In the introduction Ehlers argues for the need to focus on social groups rather than hierarchical order in thinking about early modern Japan’s status system. Section 1 discusses the status groups of Tokugawa society through an analysis of the characteristics of occupational communities, the categories of warrior-officials (shi), commoners (heimin), and “despised” classes (senmin); the place of women, and the role of population registers. Taking the Yokoyama valley in Izumi province as an example, section 2 examines the development of the status system from the Taikō kenchi (Hideyoshi’s late sixteenth-century land survey) through the beginning of the eighteenth century, with a supplementary discussion of the formation of senmin groups in Osaka and other locales. Section 3 argues that the mature status order exhibited both flexibility and fluidity, and began to come apart as the cash economy expanded. Section 4 builds on previous scholarship that has established that the Meiji government was originally planning not to dismantle, but rather reform the status system. Ehlers describes the course of its dissolution, moving from that reformatory background through the subsequent decoupling of status and occupation and the eventual abolition of status privileges. In the final section, she offers the following conclusions: the dismantling of the status order by the Meiji government was a revolutionary transformation. For the government, abolishing status rights provided an opportunity to centralize authority, while for educated elites such as wealthy farmers (gōnō) it was a chance for personal socio-economic advancement (risshin shusse).
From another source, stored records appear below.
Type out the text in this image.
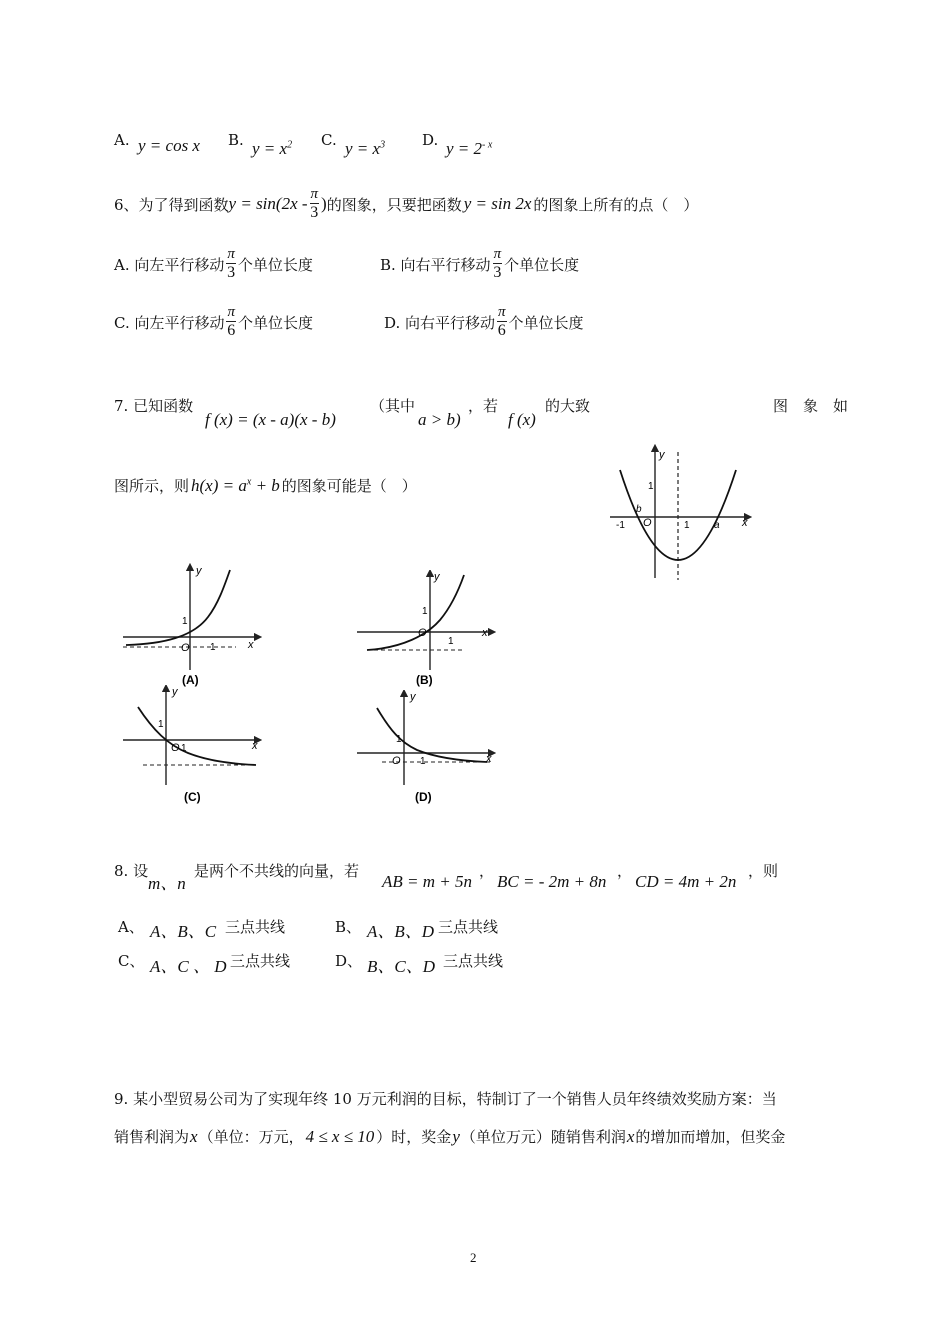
A. y = cos x B. $y = x^2$ C. $y = x^3$ D. $y = 2^{- x}$
6、为了得到函数 $y = \sin(2x - \frac{\pi}{3}$ ) 的图象，只要把函数 y = sin 2x 的图象上所有的点（　）
A. 向左平行移动 $\frac{\pi}{3}$ 个单位长度	B. 向右平行移动 $\frac{\pi}{3}$ 个单位长度
C. 向左平行移动 $\frac{\pi}{6}$ 个单位长度	D. 向右平行移动 $\frac{\pi}{6}$ 个单位长度
7. 已知函数
f (x) = (x - a)(x - b)
（其中
a > b)
，若
f (x)
的大致	图　象　如
图所示，则 $h(x) = a^x + b$ 的图象可能是（　）
y
1
b
O
-1	1 a x
y
1
O 1	x
(A)
y
1
O
1
x
(B)
y
1
O 1	x
(C)
y
1
O 1	x
(D)
8. 设
m、n
是两个不共线的向量，若
AB = m + 5n
，
BC = - 2m + 8n
，
CD = 4m + 2n
，则
A、 A、B、C 三点共线	B、 A、B、D 三点共线
C、 A、C 、 D 三点共线	D、 B、C、D 三点共线
9. 某小型贸易公司为了实现年终 10 万元利润的目标，特制订了一个销售人员年终绩效奖励方案：当
销售利润为 x （单位：万元， 4 ≤ x ≤ 10 ）时，奖金 y （单位万元）随销售利润 x 的增加而增加，但奖金
2
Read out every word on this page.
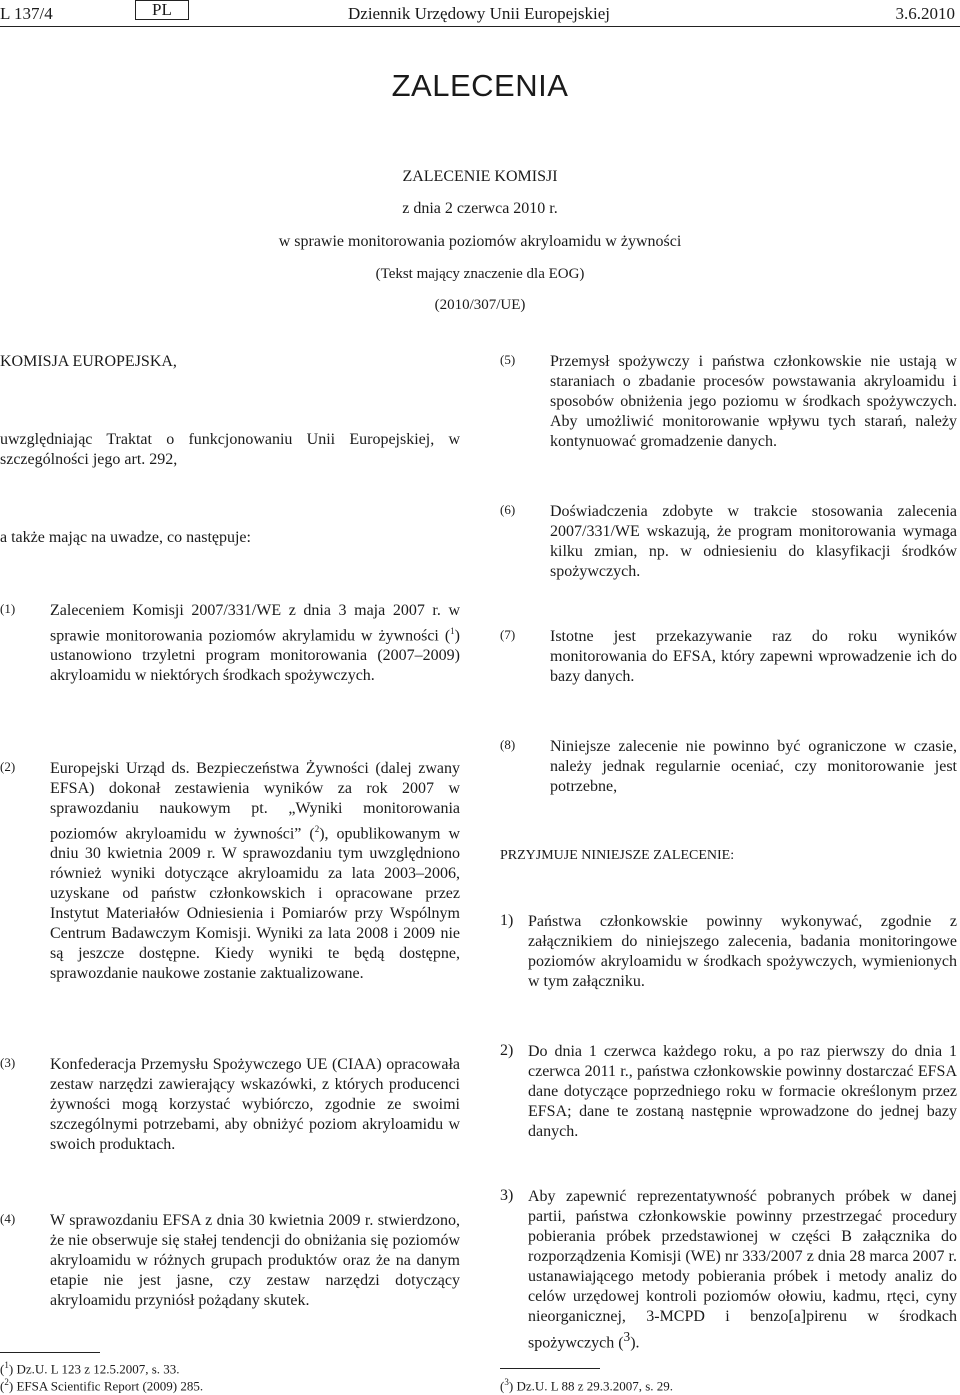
L 137/4	PL	Dziennik Urzędowy Unii Europejskiej	3.6.2010
ZALECENIA
ZALECENIE KOMISJI
z dnia 2 czerwca 2010 r.
w sprawie monitorowania poziomów akryloamidu w żywności
(Tekst mający znaczenie dla EOG)
(2010/307/UE)

KOMISJA EUROPEJSKA,

uwzględniając Traktat o funkcjonowaniu Unii Europejskiej, w szczególności jego art. 292,

a także mając na uwadze, co następuje:

(1) Zaleceniem Komisji 2007/331/WE z dnia 3 maja 2007 r. w sprawie monitorowania poziomów akrylamidu w żywności ($^1$) ustanowiono trzyletni program monitorowania (2007–2009) akryloamidu w niektórych środkach spożywczych.
(2) Europejski Urząd ds. Bezpieczeństwa Żywności (dalej zwany EFSA) dokonał zestawienia wyników za rok 2007 w sprawozdaniu naukowym pt. „Wyniki monitorowania poziomów akryloamidu w żywności” ($^2$), opublikowanym w dniu 30 kwietnia 2009 r. W sprawozdaniu tym uwzględniono również wyniki dotyczące akryloamidu za lata 2003–2006, uzyskane od państw członkowskich i opracowane przez Instytut Materiałów Odniesienia i Pomiarów przy Wspólnym Centrum Badawczym Komisji. Wyniki za lata 2008 i 2009 nie są jeszcze dostępne. Kiedy wyniki te będą dostępne, sprawozdanie naukowe zostanie zaktualizowane.
(3) Konfederacja Przemysłu Spożywczego UE (CIAA) opracowała zestaw narzędzi zawierający wskazówki, z których producenci żywności mogą korzystać wybiórczo, zgodnie ze swoimi szczególnymi potrzebami, aby obniżyć poziom akryloamidu w swoich produktach.
(4) W sprawozdaniu EFSA z dnia 30 kwietnia 2009 r. stwierdzono, że nie obserwuje się stałej tendencji do obniżania się poziomów akryloamidu w różnych grupach produktów oraz że na danym etapie nie jest jasne, czy zestaw narzędzi dotyczący akryloamidu przyniósł pożądany skutek.
($^1$) Dz.U. L 123 z 12.5.2007, s. 33.
($^2$) EFSA Scientific Report (2009) 285.
(5) Przemysł spożywczy i państwa członkowskie nie ustają w staraniach o zbadanie procesów powstawania akryloamidu i sposobów obniżenia jego poziomu w środkach spożywczych. Aby umożliwić monitorowanie wpływu tych starań, należy kontynuować gromadzenie danych.
(6) Doświadczenia zdobyte w trakcie stosowania zalecenia 2007/331/WE wskazują, że program monitorowania wymaga kilku zmian, np. w odniesieniu do klasyfikacji środków spożywczych.
(7) Istotne jest przekazywanie raz do roku wyników monitorowania do EFSA, który zapewni wprowadzenie ich do bazy danych.
(8) Niniejsze zalecenie nie powinno być ograniczone w czasie, należy jednak regularnie oceniać, czy monitorowanie jest potrzebne,
PRZYJMUJE NINIEJSZE ZALECENIE:
1) Państwa członkowskie powinny wykonywać, zgodnie z załącznikiem do niniejszego zalecenia, badania monitoringowe poziomów akryloamidu w środkach spożywczych, wymienionych w tym załączniku.
2) Do dnia 1 czerwca każdego roku, a po raz pierwszy do dnia 1 czerwca 2011 r., państwa członkowskie powinny dostarczać EFSA dane dotyczące poprzedniego roku w formacie określonym przez EFSA; dane te zostaną następnie wprowadzone do jednej bazy danych.
3) Aby zapewnić reprezentatywność pobranych próbek w danej partii, państwa członkowskie powinny przestrzegać procedury pobierania próbek przedstawionej w części B załącznika do rozporządzenia Komisji (WE) nr 333/2007 z dnia 28 marca 2007 r. ustanawiającego metody pobierania próbek i metody analiz do celów urzędowej kontroli poziomów ołowiu, kadmu, rtęci, cyny nieorganicznej, 3-MCPD i benzo[a]pirenu w środkach spożywczych ($^3$).
($^3$) Dz.U. L 88 z 29.3.2007, s. 29.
However, many people faced economic risks due to the loss of privileges. The senmin were formally emancipated with the proclamation of the Outcaste Abolition Edict (senmin haishirei/kaihōrei), but at the same time had to deal with new forms of discrimination and the loss of status rights (which had guaranteed a measure of economic security). As for women, though they were positioned (alongside men) as national subjects, their status within the household and politics was actually reduced.
Q&A Session
The first question was about the approach and coverage of the early modern history in the new CHJ. It addresses topics not covered in the previous edition (published over the 1980s and 1990s) such as the environment, technology, and population. Treatment of women’s history in not confined to a separate chapter, but rather woven into the treatment of each theme. All authors devote attention to the theme of social groups. There were then several questions about terminology and expressions. Next, a question was raised about where court nobles (kuge) fit in status society if we hold that its basic categories consisted of samurai, commoners, and outcastes. Ehlers answered that nobles belong to the ruling status groups along with temples and shrines. Also, participants appreciated Ehlers’ observation that, given a “garrison state” that incorporated people into the military system through formally assigned duties/roles (yaku), the practice of delegating those duties (to other actors not of “correct” status) which arose in the operation and maintenance of the status system unintentionally sowed the seeds of the system’s dissolution. Finally, in response to a participant’s opinion that it would be going too far to assert that “there was no discrimination” as means of escaping from established narratives of the cruelty of discrimination, Ehlers noted that it would indeed not be appropriate to hold that there was no discrimination (in Tokugawa society); rather we should relativize discrimination, building a clear understanding of what forms of discrimination were applied to which social groups.